I think my own intuition is pretty good; it has generally served me
well. But boy, on occasion it has really led me down the wrong path!
(And I doubt there is a scientist alive who wouldn't say the same.) If I
trusted only my intuition, and valued it higher than empirical evidence,
I'd sure have a strange world view by now. Hmmm... sound like anyone you
know?

_________________________________________________

Chris L Peterson
Cloudbait Observatory
http://www.cloudbait.com


Just a quick reminder that in 2005 when the uneven rotational gradient between Equatorial and Polar latitudes was being presented for the first time linking the spherical deviation of the planet with plate tectonics,there was no discussion among 'mainstream' empiricists ,including you, on a rotational mechanism. You have the usual empirical characteristic of not only failing to grasp the relevance but when it is being demonstrated the empiricists go into an assertion binge as what happened with rotation and plate tectonics.

https://en.wikipedia.org/w/index.php...oldid=29688503

The idea of a transition phase in stellar evolution is a lot slower coming but there is a possibility that when you look out at our parent star you may be looking at the factory for the elements in your body and all other visible things with the transition event being a supernova.
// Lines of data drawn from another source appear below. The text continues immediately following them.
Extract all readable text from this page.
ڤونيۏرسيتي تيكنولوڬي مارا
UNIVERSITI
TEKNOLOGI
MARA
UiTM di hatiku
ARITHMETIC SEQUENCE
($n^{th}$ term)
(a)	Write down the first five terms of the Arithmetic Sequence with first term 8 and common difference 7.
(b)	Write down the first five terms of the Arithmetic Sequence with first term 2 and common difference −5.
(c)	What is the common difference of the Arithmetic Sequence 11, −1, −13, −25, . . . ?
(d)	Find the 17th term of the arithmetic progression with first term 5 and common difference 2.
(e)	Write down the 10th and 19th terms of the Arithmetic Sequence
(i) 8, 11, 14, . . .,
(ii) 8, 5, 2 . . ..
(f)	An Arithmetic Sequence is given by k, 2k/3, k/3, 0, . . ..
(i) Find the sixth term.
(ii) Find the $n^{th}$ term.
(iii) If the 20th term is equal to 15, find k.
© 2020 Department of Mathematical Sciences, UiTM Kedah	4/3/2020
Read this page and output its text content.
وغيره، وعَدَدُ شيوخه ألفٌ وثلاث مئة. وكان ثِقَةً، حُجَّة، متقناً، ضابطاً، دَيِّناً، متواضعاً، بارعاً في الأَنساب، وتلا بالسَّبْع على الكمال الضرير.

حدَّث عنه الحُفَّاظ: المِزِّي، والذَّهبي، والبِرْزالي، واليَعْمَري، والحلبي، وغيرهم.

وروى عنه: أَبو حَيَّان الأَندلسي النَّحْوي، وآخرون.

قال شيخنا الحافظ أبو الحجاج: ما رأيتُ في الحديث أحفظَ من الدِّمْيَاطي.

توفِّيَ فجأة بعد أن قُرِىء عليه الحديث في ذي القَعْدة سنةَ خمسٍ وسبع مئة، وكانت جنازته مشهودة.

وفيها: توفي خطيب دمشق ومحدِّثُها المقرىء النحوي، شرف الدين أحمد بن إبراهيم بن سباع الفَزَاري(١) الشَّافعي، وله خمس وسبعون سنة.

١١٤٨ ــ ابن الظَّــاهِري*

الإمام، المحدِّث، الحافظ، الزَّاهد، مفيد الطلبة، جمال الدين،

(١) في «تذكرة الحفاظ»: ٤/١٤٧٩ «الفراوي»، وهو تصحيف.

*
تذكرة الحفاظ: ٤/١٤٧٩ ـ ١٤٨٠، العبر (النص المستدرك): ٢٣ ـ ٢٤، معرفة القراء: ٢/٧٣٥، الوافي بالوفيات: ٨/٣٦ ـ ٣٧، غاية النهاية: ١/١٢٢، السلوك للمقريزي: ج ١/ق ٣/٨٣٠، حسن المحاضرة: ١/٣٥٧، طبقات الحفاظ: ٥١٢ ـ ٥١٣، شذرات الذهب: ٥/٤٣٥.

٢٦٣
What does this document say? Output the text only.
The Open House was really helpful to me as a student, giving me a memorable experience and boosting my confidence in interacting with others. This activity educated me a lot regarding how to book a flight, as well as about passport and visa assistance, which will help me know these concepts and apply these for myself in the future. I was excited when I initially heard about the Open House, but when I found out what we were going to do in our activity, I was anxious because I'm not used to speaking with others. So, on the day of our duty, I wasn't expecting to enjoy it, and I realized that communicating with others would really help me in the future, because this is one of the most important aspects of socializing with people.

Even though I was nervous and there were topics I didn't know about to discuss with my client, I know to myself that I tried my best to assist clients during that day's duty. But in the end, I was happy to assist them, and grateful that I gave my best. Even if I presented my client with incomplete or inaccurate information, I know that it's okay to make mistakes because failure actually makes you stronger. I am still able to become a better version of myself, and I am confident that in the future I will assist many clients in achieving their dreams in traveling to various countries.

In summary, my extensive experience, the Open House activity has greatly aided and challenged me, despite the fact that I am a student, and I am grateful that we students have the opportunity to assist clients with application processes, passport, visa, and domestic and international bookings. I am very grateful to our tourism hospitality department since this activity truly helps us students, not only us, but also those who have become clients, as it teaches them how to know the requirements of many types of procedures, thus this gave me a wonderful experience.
The thing about empiricists is that they botch clear reasoning even if that reasoning is in outlines and only speculative in nature. I am not happy to see them lunge at rotation and plate tectonics without taking into account a normal observation in watching the behavior of rotating viscous compositions so although you are keen to speculate on these exoplanets,when our close by planetary neighbors offer up real information you suddenly don't know what I am saying to this forum.